UC Berkeley Chancellor Nicholas Dirks denounced President Donald Trump’s executive order on immigration on Sunday and advised students and staff from banned countries not to leave the U.S.
He noted that the ban reflects a pivitol moment in U.S. policy — one in which the nation's values and ideals will be tested.
“Beyond the (Executive Order’s) effect on the Berkeley community, there is a far larger story at play: our country itself is at an historic crossroads, in debate not simply over a particular immigration policy, but over the very ideals that define our nation,” Dirks wrote.
Trump’s order, issued Friday, indefinitely suspends Syrian refugees’ entry to the U.S., while also barring entry of individuals from Iraq, Iran, Libya, Somalia, Sudan and Yemen for 90 days.
The order’s impact was immediate. Many affected travelers were mid-air when it came down, leading to chaos and a slew of protests at airport terminals across the country. In the Bay Area, thousands flocked to San Francisco International Airport to demand the release of detainees.
University of California President Janet Napolitano also advised some students and faculty not to leave the United States — even if they hold visas or are lawful permanent residents.
Individuals originally from the banned countries with immigrant and nonimmigrant visas, as well as those with green cards, have been denied entry into the United States. At least 375 travelers have been impacted by the ban, according to the Department of Homeland Security.
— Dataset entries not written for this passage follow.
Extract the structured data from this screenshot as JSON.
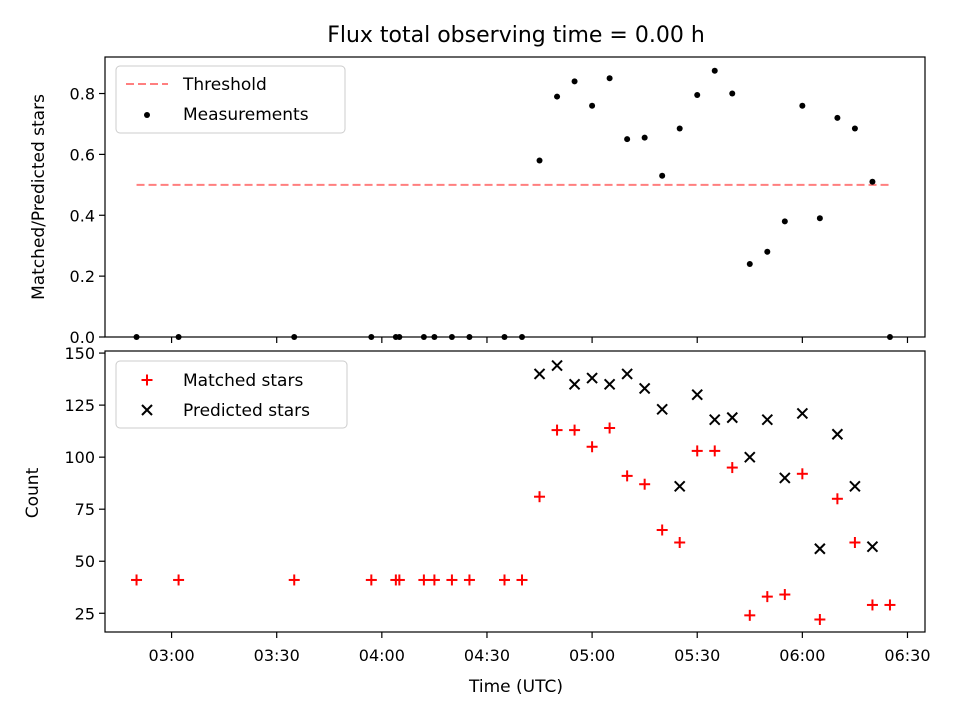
{
  "title": "Flux total observing time = 0.00 h",
  "chart_data": [
    {
      "type": "scatter",
      "ylabel": "Matched/Predicted stars",
      "ylim": [
        0,
        0.92
      ],
      "yticks": [
        0.0,
        0.2,
        0.4,
        0.6,
        0.8
      ],
      "ytick_labels": [
        "0.0",
        "0.2",
        "0.4",
        "0.6",
        "0.8"
      ],
      "legend": {
        "position": "top-left",
        "entries": [
          "Threshold",
          "Measurements"
        ]
      },
      "threshold": {
        "name": "Threshold",
        "value": 0.5,
        "x_start": "02:50",
        "x_end": "06:25",
        "color": "#ff7f7f"
      },
      "series": [
        {
          "name": "Measurements",
          "color": "#000000",
          "points": [
            [
              "02:50",
              0.0
            ],
            [
              "03:02",
              0.0
            ],
            [
              "03:35",
              0.0
            ],
            [
              "03:57",
              0.0
            ],
            [
              "04:04",
              0.0
            ],
            [
              "04:05",
              0.0
            ],
            [
              "04:12",
              0.0
            ],
            [
              "04:15",
              0.0
            ],
            [
              "04:20",
              0.0
            ],
            [
              "04:25",
              0.0
            ],
            [
              "04:35",
              0.0
            ],
            [
              "04:40",
              0.0
            ],
            [
              "04:45",
              0.58
            ],
            [
              "04:50",
              0.79
            ],
            [
              "04:55",
              0.84
            ],
            [
              "05:00",
              0.76
            ],
            [
              "05:05",
              0.85
            ],
            [
              "05:10",
              0.65
            ],
            [
              "05:15",
              0.655
            ],
            [
              "05:20",
              0.53
            ],
            [
              "05:25",
              0.685
            ],
            [
              "05:30",
              0.795
            ],
            [
              "05:35",
              0.875
            ],
            [
              "05:40",
              0.8
            ],
            [
              "05:45",
              0.24
            ],
            [
              "05:50",
              0.28
            ],
            [
              "05:55",
              0.38
            ],
            [
              "06:00",
              0.76
            ],
            [
              "06:05",
              0.39
            ],
            [
              "06:10",
              0.72
            ],
            [
              "06:15",
              0.685
            ],
            [
              "06:20",
              0.51
            ],
            [
              "06:25",
              0.0
            ]
          ]
        }
      ]
    },
    {
      "type": "scatter",
      "xlabel": "Time (UTC)",
      "ylabel": "Count",
      "ylim": [
        16,
        151
      ],
      "yticks": [
        25,
        50,
        75,
        100,
        125,
        150
      ],
      "ytick_labels": [
        "25",
        "50",
        "75",
        "100",
        "125",
        "150"
      ],
      "xlim": [
        "02:41",
        "06:35"
      ],
      "xticks": [
        "03:00",
        "03:30",
        "04:00",
        "04:30",
        "05:00",
        "05:30",
        "06:00",
        "06:30"
      ],
      "legend": {
        "position": "top-left",
        "entries": [
          "Matched stars",
          "Predicted stars"
        ]
      },
      "series": [
        {
          "name": "Matched stars",
          "marker": "+",
          "color": "#ff0000",
          "points": [
            [
              "02:50",
              41
            ],
            [
              "03:02",
              41
            ],
            [
              "03:35",
              41
            ],
            [
              "03:57",
              41
            ],
            [
              "04:04",
              41
            ],
            [
              "04:05",
              41
            ],
            [
              "04:12",
              41
            ],
            [
              "04:15",
              41
            ],
            [
              "04:20",
              41
            ],
            [
              "04:25",
              41
            ],
            [
              "04:35",
              41
            ],
            [
              "04:40",
              41
            ],
            [
              "04:45",
              81
            ],
            [
              "04:50",
              113
            ],
            [
              "04:55",
              113
            ],
            [
              "05:00",
              105
            ],
            [
              "05:05",
              114
            ],
            [
              "05:10",
              91
            ],
            [
              "05:15",
              87
            ],
            [
              "05:20",
              65
            ],
            [
              "05:25",
              59
            ],
            [
              "05:30",
              103
            ],
            [
              "05:35",
              103
            ],
            [
              "05:40",
              95
            ],
            [
              "05:45",
              24
            ],
            [
              "05:50",
              33
            ],
            [
              "05:55",
              34
            ],
            [
              "06:00",
              92
            ],
            [
              "06:05",
              22
            ],
            [
              "06:10",
              80
            ],
            [
              "06:15",
              59
            ],
            [
              "06:20",
              29
            ],
            [
              "06:25",
              29
            ]
          ]
        },
        {
          "name": "Predicted stars",
          "marker": "x",
          "color": "#000000",
          "points": [
            [
              "04:45",
              140
            ],
            [
              "04:50",
              144
            ],
            [
              "04:55",
              135
            ],
            [
              "05:00",
              138
            ],
            [
              "05:05",
              135
            ],
            [
              "05:10",
              140
            ],
            [
              "05:15",
              133
            ],
            [
              "05:20",
              123
            ],
            [
              "05:25",
              86
            ],
            [
              "05:30",
              130
            ],
            [
              "05:35",
              118
            ],
            [
              "05:40",
              119
            ],
            [
              "05:45",
              100
            ],
            [
              "05:50",
              118
            ],
            [
              "05:55",
              90
            ],
            [
              "06:00",
              121
            ],
            [
              "06:05",
              56
            ],
            [
              "06:10",
              111
            ],
            [
              "06:15",
              86
            ],
            [
              "06:20",
              57
            ]
          ]
        }
      ]
    }
  ]
}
It’s unclear if any Berkeley students were detained at airports over the weekend, but other schools, including Stanford, reported that students coming back from research trips were handcuffed upon trying to enter the country.
"I felt humiliated and scared," Nisrin Elamin, a PhD student at Stanford, told NBC Bay Area. "At that point, I thought I was probably going to either get deported or detained in some place. Why else would they put handcuffs on me? And I started crying."
Dirks directed worried community members to take advantage of the campus’ mental health resources and to brief themselves on information provided by the Berkeley International Office.
“Right now, it is paramount that the students, staff and faculty affected by this EO find the support they need,” Dirks wrote.
A statement from the president of the American Association of Universities urged the Trump administration to immediately lift the ban and to protect students like Elamin.
“The order is stranding students who have been approved to study here and are trying to get back to campus, and threatens to disrupt the education and research of many others,” President Mary Sue Cleman wrote.